The Secretary of State’s office worked with the sponsors, Sens. Vicki Marble, R-Fort Collins, and Stephen Fenberg, D-Boulder, and Rep. Mike Foote, D-Lafayette, and House Minority Leader Patrick Neville, R-Castle Rock, as well as an array of stakeholders, including Colorado’s county clerks, Colorado Common Cause and America Votes. The House and the Senate unanimously passed the measure.
Senate Bill 150 allows parolees who are released from incarceration to preregister to vote, improving the accuracy of the voter registration system. The individual’s registration is activated upon successful completion of parole, as reported by the Department of Corrections. It also requires the division of adult parole to inform parolees on the process for preregistration.
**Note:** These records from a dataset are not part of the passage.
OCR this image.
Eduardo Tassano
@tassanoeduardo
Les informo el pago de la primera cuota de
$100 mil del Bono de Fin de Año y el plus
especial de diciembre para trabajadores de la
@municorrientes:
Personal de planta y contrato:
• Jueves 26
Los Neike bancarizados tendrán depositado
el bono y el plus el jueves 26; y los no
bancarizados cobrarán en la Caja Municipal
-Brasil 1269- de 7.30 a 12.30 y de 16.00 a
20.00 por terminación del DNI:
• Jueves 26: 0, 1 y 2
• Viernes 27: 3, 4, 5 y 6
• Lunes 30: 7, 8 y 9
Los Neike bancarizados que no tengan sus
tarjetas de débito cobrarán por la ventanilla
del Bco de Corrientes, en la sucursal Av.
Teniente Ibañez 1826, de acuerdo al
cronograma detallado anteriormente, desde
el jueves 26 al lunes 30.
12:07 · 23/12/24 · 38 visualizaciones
The Secretary of State’s office worked with the sponsors, Sens. Fenberg and Kevin Lundberg, R-Berthoud, and Reps. Hugh McKean, R-Loveland, and Pete Lee, D-Colorado Springs, as well as the Colorado Criminal Justice Reform Coalition.
Here are the people in the main photo, from left to right: Tim Griesmer and Ben Schler from the Secretary of State’s office; Elizabeth Steele and Amanda Gonzalez from Common Cause; Sen. Fenberg; Gov. Hickenlooper; Sen. Lundberg (behind the governor); Secretary Williams; Martha Tierney, attorney for the Colorado Democratic Party; and Deputy Staiert.